第47話 あれがホントでホントが嘘で

「え?」


 きょとんとする莉斗りとを見て、美月みつきはクスクスと笑う。

 そしてどこか照れたような表情を垣間見せながら、運ばれてきたパンケーキを切り分けた。


「お兄ちゃんが美月にしたことは憎いけど、ずっと恨み続けてきたわけじゃないもん」

「……僕、てっきりそうなのかと思ってた」

「小学生の時のことだよ? そんなに根に持てるわけないって」


 彼女は「美月、そんな執念深くないし」と言いながら、クリームを乗せたパンケーキの欠片を頬張る。

 その幸せそうな笑顔を見る限り、嘘をつかれているとは到底思えず、莉斗も戸惑いつつパンケーキを食べ始めた。


「じゃあどうしてあんなこと……」

「だってお兄ちゃん、ずっとつまらなさそうに学校に通ってたじゃん? なのに急に女の人連れてきたりするし」

「それに何の関係があるの?」


 そう聞いた瞬間、美月のフォークがピタッと止まる。が、また同じように動き始めると、変わらない口調で話を続ける。


「美月はお兄ちゃんが色のない生活を送ってるなら、復讐する必要は無いと思ってた」

「別に僕はひとりが嫌いじゃないだけで……」

「話は出来なくても、美月が妹として一番身近な存在でいられるなら、手を下さないでいようって決めてたの」

「そ、それって?」

「邪魔者が現れてから、必死にお兄ちゃんの弱みを探した。ようやく見つけて言いなりにして、美月のおもちゃにしたはずなのに……」

「……」

「お兄ちゃんを一番知ってるのが美月じゃないなんておかしいよ!」


 張り上げた声が店内に響き、他の客からチラチラと見られる。その視線に気がついた美月は、こほんと咳払いしてをしてから声のトーンを下げた。

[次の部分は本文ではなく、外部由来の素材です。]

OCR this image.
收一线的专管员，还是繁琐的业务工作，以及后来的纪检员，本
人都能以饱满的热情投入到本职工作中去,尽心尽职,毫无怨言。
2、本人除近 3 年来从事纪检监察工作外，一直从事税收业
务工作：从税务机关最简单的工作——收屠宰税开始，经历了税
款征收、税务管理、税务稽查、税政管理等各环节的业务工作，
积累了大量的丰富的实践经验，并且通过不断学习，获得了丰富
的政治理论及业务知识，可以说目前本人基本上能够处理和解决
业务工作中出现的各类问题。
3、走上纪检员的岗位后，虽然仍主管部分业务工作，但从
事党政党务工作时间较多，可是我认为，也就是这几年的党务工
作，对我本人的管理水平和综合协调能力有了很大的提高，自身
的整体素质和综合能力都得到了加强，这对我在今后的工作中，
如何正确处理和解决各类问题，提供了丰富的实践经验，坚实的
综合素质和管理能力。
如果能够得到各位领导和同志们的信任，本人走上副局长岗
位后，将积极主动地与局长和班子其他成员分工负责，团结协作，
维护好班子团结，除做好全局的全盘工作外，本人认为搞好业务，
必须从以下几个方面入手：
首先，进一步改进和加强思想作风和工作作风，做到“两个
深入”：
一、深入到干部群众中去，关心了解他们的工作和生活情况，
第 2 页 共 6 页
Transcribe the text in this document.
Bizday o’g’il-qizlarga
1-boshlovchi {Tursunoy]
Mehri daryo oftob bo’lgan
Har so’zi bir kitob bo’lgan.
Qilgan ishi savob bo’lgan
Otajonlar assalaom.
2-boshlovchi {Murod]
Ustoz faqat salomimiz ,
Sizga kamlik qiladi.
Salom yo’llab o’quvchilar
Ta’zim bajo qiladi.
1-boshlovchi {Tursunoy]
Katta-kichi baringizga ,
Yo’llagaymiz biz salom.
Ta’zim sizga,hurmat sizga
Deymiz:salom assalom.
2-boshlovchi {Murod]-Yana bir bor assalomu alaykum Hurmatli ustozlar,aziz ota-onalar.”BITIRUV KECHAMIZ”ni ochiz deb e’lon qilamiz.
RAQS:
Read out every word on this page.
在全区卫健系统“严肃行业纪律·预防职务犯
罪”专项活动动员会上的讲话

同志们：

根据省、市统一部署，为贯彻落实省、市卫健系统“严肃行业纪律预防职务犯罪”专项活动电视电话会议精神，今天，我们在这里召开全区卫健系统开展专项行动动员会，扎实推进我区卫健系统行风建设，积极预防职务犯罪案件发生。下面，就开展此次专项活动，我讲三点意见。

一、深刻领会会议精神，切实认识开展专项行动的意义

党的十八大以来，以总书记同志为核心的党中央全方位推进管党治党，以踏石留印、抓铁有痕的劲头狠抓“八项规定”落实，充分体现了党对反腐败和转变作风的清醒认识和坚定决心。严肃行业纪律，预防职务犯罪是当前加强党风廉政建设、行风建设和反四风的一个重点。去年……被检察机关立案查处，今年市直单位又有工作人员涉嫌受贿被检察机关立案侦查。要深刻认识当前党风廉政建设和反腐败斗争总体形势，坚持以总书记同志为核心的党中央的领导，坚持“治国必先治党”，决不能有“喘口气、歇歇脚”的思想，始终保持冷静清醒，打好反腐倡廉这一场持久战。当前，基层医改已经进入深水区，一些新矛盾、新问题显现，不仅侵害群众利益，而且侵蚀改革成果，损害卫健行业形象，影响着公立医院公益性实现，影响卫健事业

「本当は変なあだ名のことなんてきっかけに過ぎないの」

「……どういうこと?」

「お兄ちゃんに文句を言う理由が欲しかっただけ。距離を縮めるきっかけが……欲しかった……」



 美月は言う。「お兄ちゃんを支配するような形にでもしないと、他の人のところに行っちゃう気がしたから」と。

 兄はいつだって妹のことが大好きだ。助けを求められれば守るし、泣いていれば手を差し伸べてあげる。見捨てることなんてありえないのに……。


「正直に言ってくれて嬉しいよ。これからは美月との時間も大事にするから」

「ほんと?」

「僕が嘘ついたことある?」

「……今朝」

「あ、あれは忘れて欲しいかな……」

「えへへ、忘れてあげないよ♪」


 いたずらな笑みを浮かべる彼女に、莉斗はイスから立ち上がって歩み寄る。そしてこれまでの溝を埋めるように、ぎゅっと強く抱き締めた。


「もう、お兄ちゃん……」

「大好きだよ、美月」

「……美月もだよ」


 美月は彼の胸に顔を埋めるようにして、抱き締め返してくる。自分のよりも細い腕による心地よい圧に、莉斗は思わず笑を零した。……その瞬間だった。


「なーんちゃって♪」

「ひぅっ?!」


 首筋に舌を這わされ、体が大きく跳ねる。その隙にするりと腕の中から抜け出した彼女は、べーっと舌を出して見せた。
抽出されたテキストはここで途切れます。